実際、私の自己肯定感は親からではなく、高校生の時に初めてできた彼氏によって形成された(と思う)。合わところがあるならそこで人間関係は終わりだと考えていた私に、彼は「喧嘩や意見が合わないことがあったからって、それが別れる理由にはならない。お互いに好きなんだから、話し合って真ん中を探せばいいだけ。」と冷静に言われ、衝撃を受けた。

彼にとって“めんどくさい(であろう)私”を愛という感情で全面的に受け入れられたのは、あの時が初めてだった。

 

この本にも救われた言葉がある。

「動機は持っていても、実際にやらなければいい」

全く意味の分からない人もいるだろうし、自分の過去に目を瞑りたくなった人もいると思う。

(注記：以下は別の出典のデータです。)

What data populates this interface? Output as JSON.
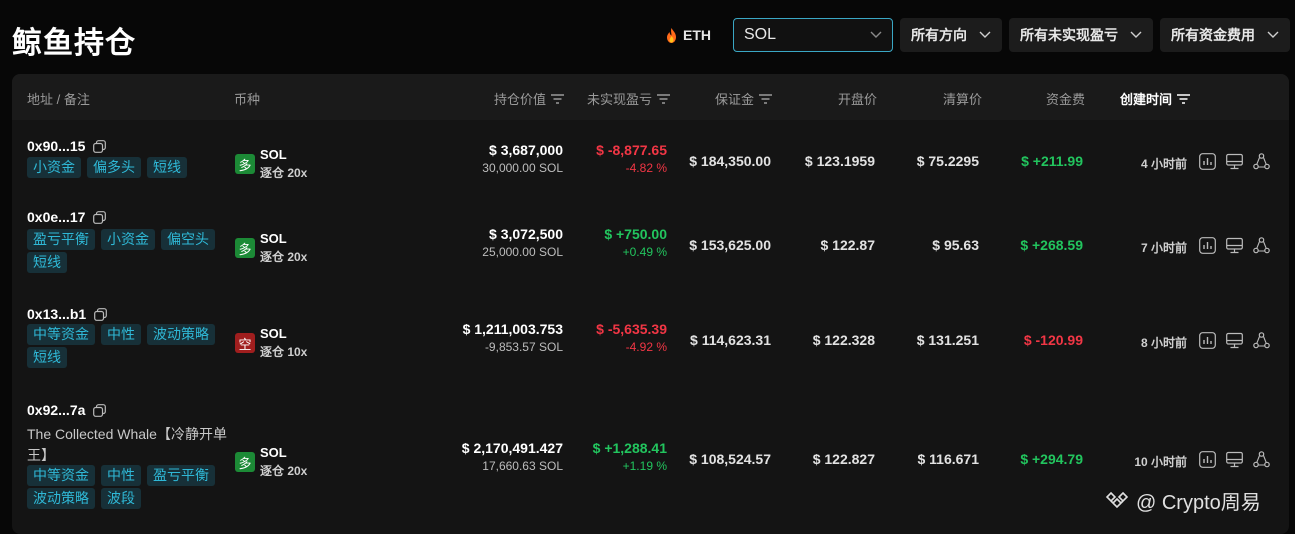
{
  "header": {
    "title": "鲸鱼持仓",
    "eth_label": "ETH",
    "coin_select": "SOL",
    "direction_select": "所有方向",
    "pnl_select": "所有未实现盈亏",
    "funding_select": "所有资金费用"
  },
  "columns": {
    "address": "地址 / 备注",
    "coin": "币种",
    "value": "持仓价值",
    "pnl": "未实现盈亏",
    "margin": "保证金",
    "entry": "开盘价",
    "liq": "清算价",
    "funding": "资金费",
    "created": "创建时间"
  },
  "rows": [
    {
      "address": "0x90...15",
      "note": "",
      "tags": [
        "小资金",
        "偏多头",
        "短线"
      ],
      "side": "多",
      "coin": "SOL",
      "leverage": "逐仓 20x",
      "value": "$ 3,687,000",
      "size": "30,000.00 SOL",
      "pnl": "$ -8,877.65",
      "pnl_pct": "-4.82 %",
      "margin": "$ 184,350.00",
      "entry": "$ 123.1959",
      "liq": "$ 75.2295",
      "funding": "$ +211.99",
      "time": "4 小时前"
    },
    {
      "address": "0x0e...17",
      "note": "",
      "tags": [
        "盈亏平衡",
        "小资金",
        "偏空头",
        "短线"
      ],
      "side": "多",
      "coin": "SOL",
      "leverage": "逐仓 20x",
      "value": "$ 3,072,500",
      "size": "25,000.00 SOL",
      "pnl": "$ +750.00",
      "pnl_pct": "+0.49 %",
      "margin": "$ 153,625.00",
      "entry": "$ 122.87",
      "liq": "$ 95.63",
      "funding": "$ +268.59",
      "time": "7 小时前"
    },
    {
      "address": "0x13...b1",
      "note": "",
      "tags": [
        "中等资金",
        "中性",
        "波动策略",
        "短线"
      ],
      "side": "空",
      "coin": "SOL",
      "leverage": "逐仓 10x",
      "value": "$ 1,211,003.753",
      "size": "-9,853.57 SOL",
      "pnl": "$ -5,635.39",
      "pnl_pct": "-4.92 %",
      "margin": "$ 114,623.31",
      "entry": "$ 122.328",
      "liq": "$ 131.251",
      "funding": "$ -120.99",
      "time": "8 小时前"
    },
    {
      "address": "0x92...7a",
      "note": "The Collected Whale【冷静开单王】",
      "tags": [
        "中等资金",
        "中性",
        "盈亏平衡",
        "波动策略",
        "波段"
      ],
      "side": "多",
      "coin": "SOL",
      "leverage": "逐仓 20x",
      "value": "$ 2,170,491.427",
      "size": "17,660.63 SOL",
      "pnl": "$ +1,288.41",
      "pnl_pct": "+1.19 %",
      "margin": "$ 108,524.57",
      "entry": "$ 122.827",
      "liq": "$ 116.671",
      "funding": "$ +294.79",
      "time": "10 小时前"
    }
  ],
  "watermark": "@ Crypto周易"
}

かくいう私も、毎日涙で枕が濡らすくらい辛い時や、どうしようもなく人が他人が憎い時、台所に行って包丁を握りしめたことが何度もある。

何かを心に決めたわけではなく、その感情を吸い取ってもらえるような気がしたからだ。何を言っているか分からない人が大半だろうが、あの時の私は本気で、思いとどまることに必死だった。実家を出たその日を境にそういった感情が起きることはなくなったが、あの時行動に移さなかったことは私の生涯で一番褒めてあげたいと思っている。(とはいえ、この話を身近な人にするのはかなり勇気がいる。言えないで終わる可能性のほうが大きい。笑)

 

親になった私

と、ここまで子どもの頃の自分と重ねてきたが、親としてもしっかりこの本の一つ一つを受け止めなければならない。

それぞれの章で共通して大事になるのは、子どもの主観的事実。つまり親が誰のために言ったのかや、どういう期待(や心配や愛情)を込めて言ったのかではなく、本人がどう捉えたか。私たちは誰しもが一度は子ども時代を過ごしているのに、こう言われたら子どもとしてどう思うか、どう影響を与えるかという知識がほとんどない。この本はそれを補ってくれる、重要な参考書だと思う。

(子どもの安全基地となる愛情は前提として)親として子供を信じ、「転ばぬ先の杖」になるのではなく、転んでも立ち上がる時に肩を貸し、また一人で歩けるように背中を押せるようになること。それが親として必要なスキルなのだろう。

子どもに対する叱り方、褒め方、励まし方、寄り添い方…。具体的にどうすればいいのか、はもう目の前の子どもを見るしかない。向き合い、家族で話し合いながら考え出していくしかないのだと思う。

話し合いに慣れていない我が家も、まずは夫にもこの本を読んでもらうところからスタートする予定だ。